Lincoln Murphy's interview with Office Drop over at sixteenventures provides some interesting insights though. Aside from the fascinating drag into a Freemium model as a result of negative reviews posted by mobile users with fundamentally different expectations around the apps marked 'Free', they also found that their heaviest users (who were apparently also their most 'willing to pay') were strongly pushing for an app over their existing web UI. It seems this wasn't to do with issues with their web UI as they had invested heavily in it but just that these users preferred an app as they felt apps worked better in their workflow.
This wasn't something they expected in fact their company ethos to this point had been that they would go with a pure web UI and entirely avoid native apps but the evidence ultimately pushed them in the opposite direction.
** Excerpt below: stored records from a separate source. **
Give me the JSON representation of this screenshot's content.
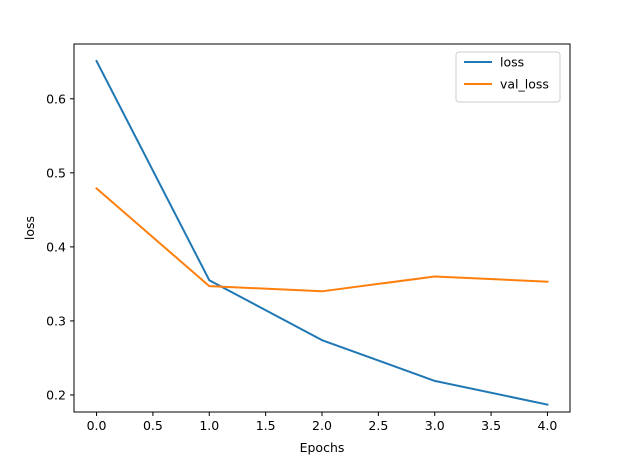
{
  "chart_data": {
    "type": "line",
    "title": "",
    "xlabel": "Epochs",
    "ylabel": "loss",
    "x": [
      0,
      1,
      2,
      3,
      4
    ],
    "xlim": [
      -0.2,
      4.2
    ],
    "ylim": [
      0.177,
      0.674
    ],
    "xticks": [
      0.0,
      0.5,
      1.0,
      1.5,
      2.0,
      2.5,
      3.0,
      3.5,
      4.0
    ],
    "xtick_labels": [
      "0.0",
      "0.5",
      "1.0",
      "1.5",
      "2.0",
      "2.5",
      "3.0",
      "3.5",
      "4.0"
    ],
    "yticks": [
      0.2,
      0.3,
      0.4,
      0.5,
      0.6
    ],
    "ytick_labels": [
      "0.2",
      "0.3",
      "0.4",
      "0.5",
      "0.6"
    ],
    "grid": false,
    "legend_position": "top-right",
    "series": [
      {
        "name": "loss",
        "color": "#1f77b4",
        "values": [
          0.651,
          0.355,
          0.274,
          0.219,
          0.187
        ]
      },
      {
        "name": "val_loss",
        "color": "#ff7f0e",
        "values": [
          0.479,
          0.347,
          0.34,
          0.36,
          0.353
        ]
      }
    ]
  }
}
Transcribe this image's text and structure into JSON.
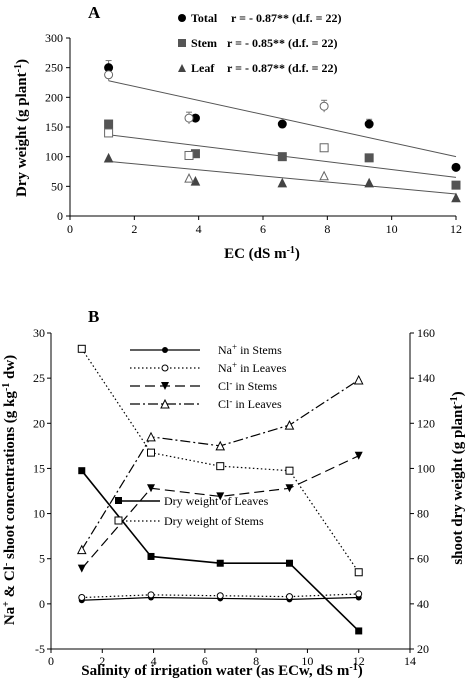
{
  "chart_data": [
    {
      "type": "scatter",
      "panel_label": "A",
      "xlabel": "EC (dS m",
      "xlabel_sup": "-1",
      "xlabel_close": ")",
      "ylabel": "Dry weight (g plant",
      "ylabel_sup": "-1",
      "ylabel_close": ")",
      "xlim": [
        0,
        12
      ],
      "ylim": [
        0,
        300
      ],
      "xticks": [
        "0",
        "2",
        "4",
        "6",
        "8",
        "10",
        "12"
      ],
      "yticks": [
        "0",
        "50",
        "100",
        "150",
        "200",
        "250",
        "300"
      ],
      "grid": false,
      "legend_position": "top-right",
      "series": [
        {
          "name": "Total",
          "stat": "r = - 0.87** (d.f. = 22)",
          "marker": "circle",
          "filled": [
            [
              1.2,
              250
            ],
            [
              3.9,
              165
            ],
            [
              6.6,
              155
            ],
            [
              9.3,
              155
            ],
            [
              12,
              82
            ]
          ],
          "open": [
            [
              1.2,
              238
            ],
            [
              3.7,
              165
            ],
            [
              7.9,
              185
            ]
          ],
          "error": [
            [
              1.2,
              250,
              12
            ],
            [
              1.2,
              238,
              10
            ],
            [
              3.7,
              165,
              10
            ],
            [
              7.9,
              185,
              10
            ],
            [
              9.3,
              155,
              8
            ]
          ],
          "fit": [
            [
              1.2,
              228
            ],
            [
              12,
              100
            ]
          ]
        },
        {
          "name": "Stem",
          "stat": "r = - 0.85** (d.f. = 22)",
          "marker": "square",
          "filled": [
            [
              1.2,
              155
            ],
            [
              3.9,
              105
            ],
            [
              6.6,
              100
            ],
            [
              9.3,
              98
            ],
            [
              12,
              52
            ]
          ],
          "open": [
            [
              1.2,
              140
            ],
            [
              3.7,
              102
            ],
            [
              7.9,
              115
            ]
          ],
          "error": [],
          "fit": [
            [
              1.2,
              137
            ],
            [
              12,
              65
            ]
          ]
        },
        {
          "name": "Leaf",
          "stat": "r = - 0.87** (d.f. = 22)",
          "marker": "triangle",
          "filled": [
            [
              1.2,
              97
            ],
            [
              3.9,
              58
            ],
            [
              6.6,
              55
            ],
            [
              9.3,
              55
            ],
            [
              12,
              30
            ]
          ],
          "open": [
            [
              3.7,
              63
            ],
            [
              7.9,
              67
            ]
          ],
          "error": [],
          "fit": [
            [
              1.2,
              92
            ],
            [
              12,
              37
            ]
          ]
        }
      ]
    },
    {
      "type": "line",
      "panel_label": "B",
      "xlabel": "Salinity of irrigation water (as ECw, dS m",
      "xlabel_sup": "-1",
      "xlabel_close": ")",
      "ylabel_left": "Na",
      "ylabel_left_sup1": "+",
      "ylabel_left_mid": " & Cl",
      "ylabel_left_sup2": "-",
      "ylabel_left_rest": " shoot concentrations (g kg",
      "ylabel_left_sup3": "-1",
      "ylabel_left_close": " dw)",
      "ylabel_right": "shoot dry weight (g plant",
      "ylabel_right_sup": "-1",
      "ylabel_right_close": ")",
      "xlim": [
        0,
        14
      ],
      "ylim_left": [
        -5,
        30
      ],
      "ylim_right": [
        20,
        160
      ],
      "xticks": [
        "0",
        "2",
        "4",
        "6",
        "8",
        "10",
        "12",
        "14"
      ],
      "yticks_left": [
        "-5",
        "0",
        "5",
        "10",
        "15",
        "20",
        "25",
        "30"
      ],
      "yticks_right": [
        "20",
        "40",
        "60",
        "80",
        "100",
        "120",
        "140",
        "160"
      ],
      "grid": false,
      "x": [
        1.2,
        3.9,
        6.6,
        9.3,
        12
      ],
      "series": [
        {
          "name": "Na",
          "name_sup": "+",
          "name_rest": " in Stems",
          "axis": "left",
          "marker": "filled-circle",
          "dash": "solid",
          "values": [
            0.4,
            0.7,
            0.6,
            0.5,
            0.7
          ]
        },
        {
          "name": "Na",
          "name_sup": "+",
          "name_rest": " in Leaves",
          "axis": "left",
          "marker": "open-circle",
          "dash": "dotted",
          "values": [
            0.7,
            1.0,
            0.9,
            0.8,
            1.1
          ]
        },
        {
          "name": "Cl",
          "name_sup": "-",
          "name_rest": " in Stems",
          "axis": "left",
          "marker": "filled-triangle-down",
          "dash": "dashed",
          "values": [
            3.9,
            12.8,
            11.9,
            12.8,
            16.4
          ]
        },
        {
          "name": "Cl",
          "name_sup": "-",
          "name_rest": " in Leaves",
          "axis": "left",
          "marker": "open-triangle",
          "dash": "dashdot",
          "values": [
            6.0,
            18.5,
            17.5,
            19.8,
            24.8
          ]
        },
        {
          "name": "Dry weight of Leaves",
          "axis": "right",
          "marker": "filled-square",
          "dash": "solid",
          "values": [
            99,
            61,
            58,
            58,
            28
          ]
        },
        {
          "name": "Dry weight of Stems",
          "axis": "right",
          "marker": "open-square",
          "dash": "dotted",
          "values": [
            153,
            107,
            101,
            99,
            54
          ]
        }
      ]
    }
  ]
}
This push and eventual shift is reminiscent of the early days of the iPhone. When the original iPhone was released there was no 3rd party SDK and no capacity for developers to build native apps for the device, the reasoning being that developers could build web applications that "would behave like native apps on the iPhone". Ultimately though pressure from developers led to Apple releasing the SDK and the App Store is now about to break 10 billion downloads.
End users aren't really interested in the ideological or technical reasons behind an app implementation - they care about what the app can do, and works best for them.